Pancreatic insulin-secreting β cells are essential in maintaining normal glucose homeostasis accomplished by highly specialized transcription of insulin gene, of which occupies up to 40% their transcriptome. Deficiency of these cells causes diabetes mellitus, a global public health problem. Although tremendous endeavors have been made to generate insulin-secreting cells from human pluripotent stem cells (i.e., primitive cells capable of giving rise to all cell types in the body), a regenerative therapy to diabetes has not yet been established. Furthermore, the nomenclature of β cells has become inconsistent, confusing and controversial due to the lack of standardized positive controls of developmental stage-matched in vivo cells. In order to minimize this negative impact and facilitate critical research in this field, a post-genomic concept of pancreatic β cells might be helpful. In this review article, we will briefly describe how β cells were discovered and islet lineage is developed that may help understand the cause of nomenclatural controversy, suggest a post-genomic definition and finally provide a conclusive remark on future research of this pivotal cell.
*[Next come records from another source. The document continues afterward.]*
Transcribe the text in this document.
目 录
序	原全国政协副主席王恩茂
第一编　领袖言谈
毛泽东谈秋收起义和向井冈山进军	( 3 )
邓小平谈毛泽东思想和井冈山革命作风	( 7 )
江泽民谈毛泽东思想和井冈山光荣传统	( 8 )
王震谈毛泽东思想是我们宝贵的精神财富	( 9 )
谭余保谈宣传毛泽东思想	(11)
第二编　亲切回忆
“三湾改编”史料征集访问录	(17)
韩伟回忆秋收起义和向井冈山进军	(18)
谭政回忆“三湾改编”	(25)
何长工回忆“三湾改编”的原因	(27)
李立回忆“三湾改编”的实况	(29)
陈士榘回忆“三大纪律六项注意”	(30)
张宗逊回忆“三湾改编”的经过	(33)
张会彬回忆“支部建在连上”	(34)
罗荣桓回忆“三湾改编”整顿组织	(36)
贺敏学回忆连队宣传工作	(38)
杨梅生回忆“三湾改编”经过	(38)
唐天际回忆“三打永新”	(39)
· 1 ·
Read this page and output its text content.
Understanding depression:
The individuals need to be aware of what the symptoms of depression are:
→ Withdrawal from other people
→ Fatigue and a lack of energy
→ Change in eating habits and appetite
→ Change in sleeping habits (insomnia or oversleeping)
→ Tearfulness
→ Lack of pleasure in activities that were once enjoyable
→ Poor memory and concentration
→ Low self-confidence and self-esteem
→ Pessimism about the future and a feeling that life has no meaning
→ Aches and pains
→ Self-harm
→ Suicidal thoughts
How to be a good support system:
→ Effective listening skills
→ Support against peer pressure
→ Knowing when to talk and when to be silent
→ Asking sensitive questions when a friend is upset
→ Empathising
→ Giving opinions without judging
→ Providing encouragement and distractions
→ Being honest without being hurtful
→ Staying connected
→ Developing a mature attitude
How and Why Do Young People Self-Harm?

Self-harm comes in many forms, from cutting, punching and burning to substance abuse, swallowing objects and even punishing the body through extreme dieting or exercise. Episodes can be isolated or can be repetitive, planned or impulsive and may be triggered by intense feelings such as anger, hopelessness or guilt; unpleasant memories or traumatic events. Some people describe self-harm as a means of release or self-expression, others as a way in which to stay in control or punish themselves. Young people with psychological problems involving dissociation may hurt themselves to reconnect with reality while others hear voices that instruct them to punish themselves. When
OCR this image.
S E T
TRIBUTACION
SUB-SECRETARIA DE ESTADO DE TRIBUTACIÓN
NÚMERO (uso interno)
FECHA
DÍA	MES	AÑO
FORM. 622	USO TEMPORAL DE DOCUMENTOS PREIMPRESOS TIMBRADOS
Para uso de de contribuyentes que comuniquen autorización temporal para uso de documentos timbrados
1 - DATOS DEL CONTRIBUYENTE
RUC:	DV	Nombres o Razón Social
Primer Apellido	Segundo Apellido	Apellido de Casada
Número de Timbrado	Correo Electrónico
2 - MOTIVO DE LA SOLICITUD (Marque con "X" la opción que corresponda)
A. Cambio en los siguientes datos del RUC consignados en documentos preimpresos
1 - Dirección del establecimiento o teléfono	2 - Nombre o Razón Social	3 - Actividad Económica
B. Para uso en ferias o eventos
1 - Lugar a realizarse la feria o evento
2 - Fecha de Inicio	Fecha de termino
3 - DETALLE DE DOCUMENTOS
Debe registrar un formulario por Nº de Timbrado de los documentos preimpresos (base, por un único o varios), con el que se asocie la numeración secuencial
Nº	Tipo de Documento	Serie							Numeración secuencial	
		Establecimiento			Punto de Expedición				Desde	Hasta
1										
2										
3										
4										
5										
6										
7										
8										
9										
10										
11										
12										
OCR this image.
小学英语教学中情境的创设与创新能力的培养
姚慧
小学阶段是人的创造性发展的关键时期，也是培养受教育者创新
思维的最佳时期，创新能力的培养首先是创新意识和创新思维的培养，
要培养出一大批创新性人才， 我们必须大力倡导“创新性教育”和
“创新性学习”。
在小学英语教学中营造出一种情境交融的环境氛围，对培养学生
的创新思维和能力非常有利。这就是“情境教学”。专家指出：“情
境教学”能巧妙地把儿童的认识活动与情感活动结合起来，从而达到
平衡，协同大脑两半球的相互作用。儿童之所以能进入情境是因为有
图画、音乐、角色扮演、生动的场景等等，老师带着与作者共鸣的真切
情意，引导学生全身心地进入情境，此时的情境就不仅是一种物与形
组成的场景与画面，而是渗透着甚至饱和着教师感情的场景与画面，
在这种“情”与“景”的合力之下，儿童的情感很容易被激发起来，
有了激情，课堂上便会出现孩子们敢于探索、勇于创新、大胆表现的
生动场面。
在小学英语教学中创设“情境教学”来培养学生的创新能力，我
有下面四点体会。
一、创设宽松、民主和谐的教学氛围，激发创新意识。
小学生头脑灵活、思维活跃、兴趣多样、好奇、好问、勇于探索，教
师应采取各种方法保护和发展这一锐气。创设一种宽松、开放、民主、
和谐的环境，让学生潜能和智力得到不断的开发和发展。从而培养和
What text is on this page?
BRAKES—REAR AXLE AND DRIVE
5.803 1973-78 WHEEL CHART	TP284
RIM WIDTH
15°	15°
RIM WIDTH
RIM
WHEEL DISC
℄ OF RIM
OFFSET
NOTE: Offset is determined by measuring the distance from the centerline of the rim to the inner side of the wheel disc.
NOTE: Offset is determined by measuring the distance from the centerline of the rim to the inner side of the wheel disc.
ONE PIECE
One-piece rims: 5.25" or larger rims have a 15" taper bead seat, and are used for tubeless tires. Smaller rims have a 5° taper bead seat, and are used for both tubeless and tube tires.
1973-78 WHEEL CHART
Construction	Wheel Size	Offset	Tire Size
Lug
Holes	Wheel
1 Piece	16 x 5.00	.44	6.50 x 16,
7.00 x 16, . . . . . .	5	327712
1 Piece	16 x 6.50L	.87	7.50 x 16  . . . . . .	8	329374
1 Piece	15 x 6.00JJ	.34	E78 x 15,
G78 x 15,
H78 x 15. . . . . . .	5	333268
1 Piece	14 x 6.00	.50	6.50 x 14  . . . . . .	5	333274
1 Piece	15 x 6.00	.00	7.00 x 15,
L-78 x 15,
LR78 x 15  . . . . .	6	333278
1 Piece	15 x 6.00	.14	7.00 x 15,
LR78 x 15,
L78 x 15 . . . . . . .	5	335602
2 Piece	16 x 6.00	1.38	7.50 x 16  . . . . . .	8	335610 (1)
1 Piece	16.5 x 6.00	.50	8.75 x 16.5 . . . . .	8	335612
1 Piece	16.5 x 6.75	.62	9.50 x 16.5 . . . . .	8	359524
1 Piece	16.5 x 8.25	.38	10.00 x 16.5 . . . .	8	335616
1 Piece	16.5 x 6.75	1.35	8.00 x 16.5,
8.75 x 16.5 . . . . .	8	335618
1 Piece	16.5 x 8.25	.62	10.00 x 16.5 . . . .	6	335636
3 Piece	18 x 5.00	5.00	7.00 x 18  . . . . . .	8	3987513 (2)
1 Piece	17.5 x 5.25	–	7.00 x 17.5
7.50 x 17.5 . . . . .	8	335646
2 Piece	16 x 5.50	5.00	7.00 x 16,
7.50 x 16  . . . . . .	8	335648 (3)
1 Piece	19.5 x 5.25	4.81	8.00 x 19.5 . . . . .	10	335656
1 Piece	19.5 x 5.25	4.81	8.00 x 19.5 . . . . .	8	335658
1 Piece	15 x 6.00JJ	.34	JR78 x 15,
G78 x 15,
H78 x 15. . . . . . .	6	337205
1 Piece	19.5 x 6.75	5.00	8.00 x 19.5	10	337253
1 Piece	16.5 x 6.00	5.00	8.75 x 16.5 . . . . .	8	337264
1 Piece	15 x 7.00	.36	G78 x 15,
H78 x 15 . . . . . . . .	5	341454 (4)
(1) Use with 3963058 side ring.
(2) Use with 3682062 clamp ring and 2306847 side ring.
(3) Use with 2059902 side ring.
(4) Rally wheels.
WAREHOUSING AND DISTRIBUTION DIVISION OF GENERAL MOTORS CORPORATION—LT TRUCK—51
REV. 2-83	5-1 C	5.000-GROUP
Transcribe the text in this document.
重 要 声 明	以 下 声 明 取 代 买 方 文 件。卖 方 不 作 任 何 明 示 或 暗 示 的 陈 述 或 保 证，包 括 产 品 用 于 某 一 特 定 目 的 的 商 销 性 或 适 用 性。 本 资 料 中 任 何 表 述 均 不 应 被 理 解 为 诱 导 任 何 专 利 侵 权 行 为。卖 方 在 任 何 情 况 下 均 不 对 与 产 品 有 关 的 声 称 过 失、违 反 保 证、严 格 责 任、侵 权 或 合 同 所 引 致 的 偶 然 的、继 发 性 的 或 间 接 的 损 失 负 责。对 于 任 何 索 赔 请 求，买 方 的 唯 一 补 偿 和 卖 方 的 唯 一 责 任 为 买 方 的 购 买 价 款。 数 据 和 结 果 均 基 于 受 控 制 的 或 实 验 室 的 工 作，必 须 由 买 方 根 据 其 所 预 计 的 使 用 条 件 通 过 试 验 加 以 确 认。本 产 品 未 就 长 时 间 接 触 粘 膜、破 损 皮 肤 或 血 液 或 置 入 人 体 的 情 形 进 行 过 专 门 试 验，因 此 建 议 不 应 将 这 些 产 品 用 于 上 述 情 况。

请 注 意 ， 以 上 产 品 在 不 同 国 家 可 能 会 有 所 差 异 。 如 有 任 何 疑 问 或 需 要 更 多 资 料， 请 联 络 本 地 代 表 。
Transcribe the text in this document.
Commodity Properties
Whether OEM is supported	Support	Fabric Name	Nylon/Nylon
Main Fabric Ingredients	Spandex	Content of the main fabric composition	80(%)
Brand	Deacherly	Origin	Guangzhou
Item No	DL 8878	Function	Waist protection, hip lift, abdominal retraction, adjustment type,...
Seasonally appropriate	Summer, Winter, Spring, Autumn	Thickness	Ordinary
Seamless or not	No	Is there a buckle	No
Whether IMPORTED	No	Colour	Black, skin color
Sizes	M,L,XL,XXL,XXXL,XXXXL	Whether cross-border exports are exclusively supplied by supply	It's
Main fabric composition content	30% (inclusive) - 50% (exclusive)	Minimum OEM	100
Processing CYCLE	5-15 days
Keywords: Beta cells; Insulin; Post-genome; Concept

Core tip: Pancreatic β cells are highly effective and efficient in the production of insulin, and specialized in its regulated secretion. Deficiency of β cells causes diabetes mellitus, the prevalence of which keeps climbing, despite new drugs continuously becoming available to clinics. Thus regenerative therapies to this devastating disease show great promise. Nevertheless, the generation of β cells requires multiple forced fate changes from pluripotent stem cells and the latter derived insulin+ cells expressing selective key β-cell transcription factors may not be the genuine islet counterparts. Hence their post-genomic concept may help the future development of diabetes regenerative therapies.